You need to be clear it’s not carrying on like this. How much free time do you have versus him? You had 6 hours without baby at pub and I had 0.
He isn’t babysitting or helping you it’s his baby.
Not sure what you do for work but would an evening job or one where he had to do nursery pick up help - no pub if he’s got the baby.

Always4Brenner · 18/09/2022 21:08

After the holiday if you can’t leave him at home you need to leave this won’t change and in fact could and will get worse.

AttilaTheMeerkat · 18/09/2022 21:11

Please do not continue to inflict such a poor example of a stepfather onto your eldest children in particular because they won't thank you at all for doing that.

At the very least too he is binge drinking on a regular basis. How much money is going in the pub's direction every week; he is taking money away from your household to give the brewery. He not getting readily drunk means sod all as well; he has developed a high tolerance to alcohol. What is the longest period of time to your direct knowledge has he gone without alcohol?.

Your relationship bar is also on the floor if all you can seemingly say in his favour that he makes you laugh a lot. Of course you get along well when things are good (and when things are going his way i.e you doing everything). But things have not been good for some time now and he has not assisted you at all in preparing for this holiday. When you want him to be an actual parent or fully contribute to the running of this household he disappears off down the pub.

He really does think you're a pushover and you've probably also been reluctant to say anything to him because you're afraid of his reaction.

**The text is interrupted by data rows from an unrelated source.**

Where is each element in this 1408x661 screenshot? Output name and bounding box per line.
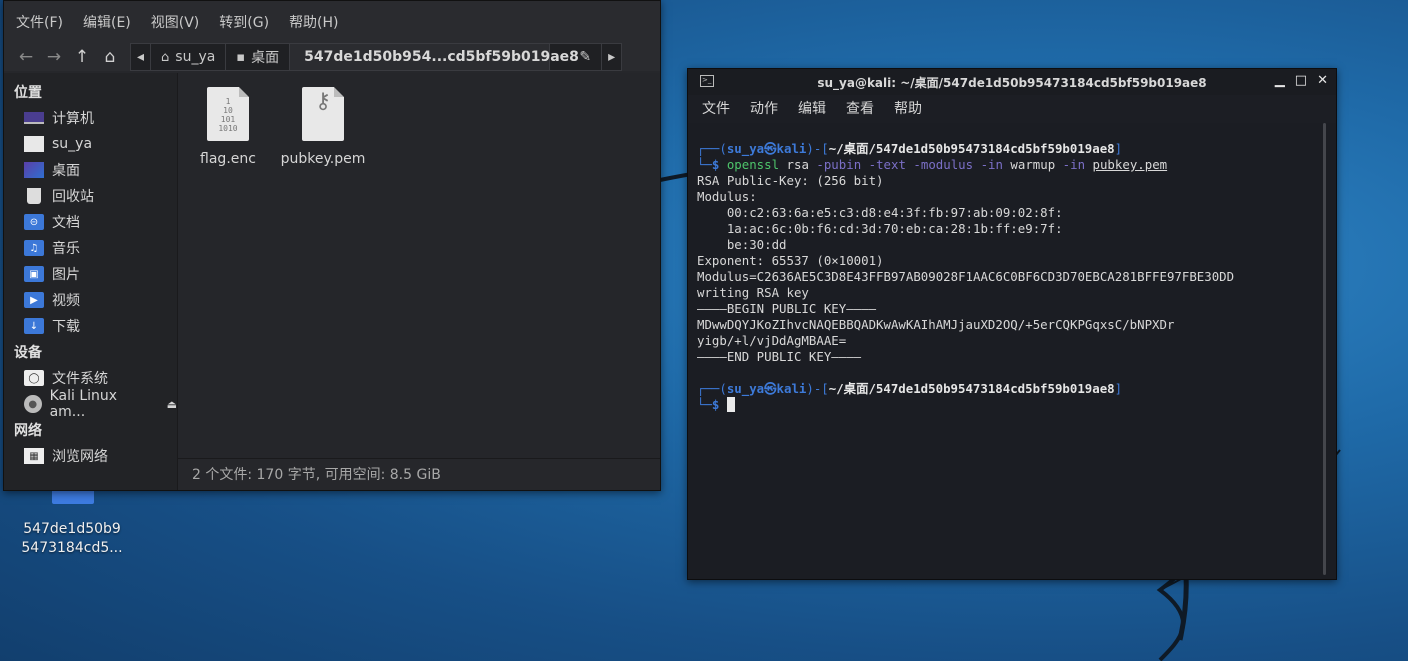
- file-item-pubkey-pem[interactable]: ⚷ pubkey.pem: [278, 87, 368, 167]
- menu-view[interactable]: 视图(V): [141, 12, 210, 32]
- home-folder-icon: [24, 136, 44, 152]
- back-button[interactable]: ←: [12, 45, 40, 69]
- input-line[interactable]: └─$: [697, 397, 1336, 413]
- desktop-icon: ▪: [236, 49, 246, 65]
- menu-actions[interactable]: 动作: [740, 98, 788, 118]
- music-folder-icon: ♫: [24, 240, 44, 256]
- edit-path-button[interactable]: ✎: [550, 44, 603, 70]
- sidebar-item-kali-disc[interactable]: ● Kali Linux am... ⏏: [4, 388, 177, 420]
- menu-file[interactable]: 文件(F): [6, 12, 73, 32]
- sidebar-item-videos[interactable]: ▶ 视频: [4, 287, 177, 313]
- output-line: MDwwDQYJKoZIhvcNAQEBBQADKwAwKAIhAMJjauXD…: [697, 317, 1175, 332]
- sidebar-item-home[interactable]: su_ya: [4, 131, 177, 157]
- output-line: 1a:ac:6c:0b:f6:cd:3d:70:eb:ca:28:1b:ff:e…: [697, 221, 1063, 236]
- arrow-left-icon: ←: [18, 47, 34, 67]
- eject-icon[interactable]: ⏏: [167, 398, 177, 411]
- desktop-folder-label[interactable]: 547de1d50b9 5473184cd5...: [12, 520, 132, 558]
- documents-folder-icon: ⊝: [24, 214, 44, 230]
- downloads-folder-icon: ↓: [24, 318, 44, 334]
- key-file-icon: ⚷: [302, 87, 344, 141]
- chevron-right-icon: ▸: [608, 49, 616, 65]
- pencil-icon: ✎: [579, 49, 592, 65]
- menu-help[interactable]: 帮助(H): [279, 12, 348, 32]
- maximize-icon[interactable]: □: [1295, 73, 1307, 88]
- home-button[interactable]: ⌂: [96, 45, 124, 69]
- prompt-line: ┌──(su_ya㉿kali)-[~/桌面/547de1d50b95473184…: [697, 381, 1123, 396]
- close-icon[interactable]: ✕: [1317, 73, 1328, 88]
- terminal-menubar: 文件 动作 编辑 查看 帮助: [688, 95, 1336, 121]
- menu-edit[interactable]: 编辑: [788, 98, 836, 118]
- output-line: Modulus=C2636AE5C3D8E43FFB97AB09028F1AAC…: [697, 269, 1235, 284]
- terminal-output[interactable]: ┌──(su_ya㉿kali)-[~/桌面/547de1d50b95473184…: [688, 123, 1336, 579]
- output-line: RSA Public-Key: (256 bit): [697, 173, 884, 188]
- output-line: 00:c2:63:6a:e5:c3:d8:e4:3f:fb:97:ab:09:0…: [697, 205, 1063, 220]
- fm-menubar: 文件(F) 编辑(E) 视图(V) 转到(G) 帮助(H): [4, 1, 660, 43]
- network-icon: ▦: [24, 448, 44, 464]
- menu-edit[interactable]: 编辑(E): [73, 12, 141, 32]
- prompt-line: ┌──(su_ya㉿kali)-[~/桌面/547de1d50b95473184…: [697, 141, 1123, 156]
- menu-file[interactable]: 文件: [692, 98, 740, 118]
- arrow-up-icon: ↑: [74, 47, 90, 67]
- sidebar-item-trash[interactable]: 回收站: [4, 183, 177, 209]
- output-line: yigb/+l/vjDdAgMBAAE=: [697, 333, 847, 348]
- sidebar-item-browse-network[interactable]: ▦ 浏览网络: [4, 443, 177, 469]
- arrow-right-icon: →: [46, 47, 62, 67]
- fm-toolbar: ← → ↑ ⌂ ◂ ⌂ su_ya ▪ 桌面 547de1d50b954...cd5…: [4, 43, 660, 71]
- file-view: 1 10 101 1010 flag.enc ⚷ pubkey.pem 2 个文件: …: [178, 73, 660, 490]
- window-title: su_ya@kali: ~/桌面/547de1d50b95473184cd5bf…: [817, 75, 1207, 90]
- chevron-left-icon: ◂: [137, 49, 145, 65]
- up-button[interactable]: ↑: [68, 45, 96, 69]
- sidebar-item-computer[interactable]: 计算机: [4, 105, 177, 131]
- command-line: └─$ openssl rsa -pubin -text -modulus -i…: [697, 157, 1168, 172]
- sidebar-item-downloads[interactable]: ↓ 下载: [4, 313, 177, 339]
- fm-body: 位置 计算机 su_ya 桌面 回收站 ⊝ 文档 ♫ 音乐 ▣ 图片 ▶ 视频 ↓ 下载 …: [4, 73, 660, 490]
- window-controls: ▁ □ ✕: [1275, 73, 1328, 88]
- home-icon: ⌂: [104, 47, 116, 67]
- breadcrumb-home[interactable]: ⌂ su_ya: [151, 44, 227, 70]
- breadcrumb: ◂ ⌂ su_ya ▪ 桌面 547de1d50b954...cd5bf59b019…: [130, 43, 623, 71]
- sidebar-header-network: 网络: [14, 423, 42, 439]
- desktop-icon: [24, 162, 44, 178]
- menu-view[interactable]: 查看: [836, 98, 884, 118]
- sidebar-item-documents[interactable]: ⊝ 文档: [4, 209, 177, 235]
- drive-icon: ◯: [24, 370, 44, 386]
- sidebar-item-music[interactable]: ♫ 音乐: [4, 235, 177, 261]
- trash-icon: [27, 188, 41, 204]
- videos-folder-icon: ▶: [24, 292, 44, 308]
- sidebar-item-desktop[interactable]: 桌面: [4, 157, 177, 183]
- terminal-titlebar: >_ su_ya@kali: ~/桌面/547de1d50b95473184cd…: [688, 69, 1336, 95]
- file-item-flag-enc[interactable]: 1 10 101 1010 flag.enc: [183, 87, 273, 167]
- computer-icon: [24, 112, 44, 124]
- home-icon: ⌂: [161, 49, 170, 65]
- terminal-window: >_ su_ya@kali: ~/桌面/547de1d50b95473184cd…: [687, 68, 1337, 580]
- text-cursor: [726, 397, 735, 412]
- optical-disc-icon: ●: [24, 395, 42, 413]
- output-line: be:30:dd: [697, 237, 787, 252]
- output-line: writing RSA key: [697, 285, 809, 300]
- binary-file-icon: 1 10 101 1010: [207, 87, 249, 141]
- pictures-folder-icon: ▣: [24, 266, 44, 282]
- status-bar: 2 个文件: 170 字节, 可用空间: 8.5 GiB: [178, 458, 660, 490]
- menu-go[interactable]: 转到(G): [209, 12, 279, 32]
- output-line: Exponent: 65537 (0×10001): [697, 253, 884, 268]
- file-manager-window: 文件(F) 编辑(E) 视图(V) 转到(G) 帮助(H) ← → ↑ ⌂ ◂ …: [3, 0, 661, 491]
- scrollbar[interactable]: [1323, 123, 1326, 575]
- output-line: Modulus:: [697, 189, 757, 204]
- menu-help[interactable]: 帮助: [884, 98, 932, 118]
- forward-button[interactable]: →: [40, 45, 68, 69]
- breadcrumb-current[interactable]: 547de1d50b954...cd5bf59b019ae8: [290, 44, 579, 70]
- sidebar-header-devices: 设备: [14, 345, 42, 361]
- output-line: ————END PUBLIC KEY————: [697, 349, 862, 364]
- minimize-icon[interactable]: ▁: [1275, 73, 1285, 88]
- sidebar-item-pictures[interactable]: ▣ 图片: [4, 261, 177, 287]
- sidebar-header-places: 位置: [14, 85, 42, 101]
- terminal-icon: >_: [700, 75, 714, 87]
- output-line: ————BEGIN PUBLIC KEY————: [697, 301, 877, 316]
- breadcrumb-scroll-right[interactable]: ▸: [602, 44, 621, 70]
- breadcrumb-desktop[interactable]: ▪ 桌面: [226, 44, 291, 70]
- breadcrumb-scroll-left[interactable]: ◂: [131, 44, 152, 70]
- sidebar: 位置 计算机 su_ya 桌面 回收站 ⊝ 文档 ♫ 音乐 ▣ 图片 ▶ 视频 ↓ 下载 …: [4, 73, 178, 490]
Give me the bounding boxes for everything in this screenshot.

AttilaTheMeerkat · 18/09/2022 21:12

I bet he spends a lot of time drinking on this holiday too whilst you are trying to entertain these children.

MrPub · 18/09/2022 21:28

I'm definitely a push over, i really hate confrontation so I avoid it at all costs.

It's definitely good to think of it in hours that he's had to chill out vs my 0. I will mention that to him.
I work a regular 9-5 job, he does evening shifts so he's never home in the evenings. I have to juggle tea time, homework, bath, bed etc on my own during the week which is exhausting. It would be nice for him to take the reigns on the weekend.

I feel like I have some strong points to put forward to.him when I talk to him.

I don't just like him because he is funny, despite this he is a very good with my older kids. One has SEN and he manages their needs so well. He works hard at work and provides for us. He's like my best friend. Things are just shit right now.

OP posts:
Ohsugarhoneyicetea · 18/09/2022 21:33

Sounds like this roving alcoholic tragedy is 5 seconds away from living on street corner guzzling down booze from a paper bag.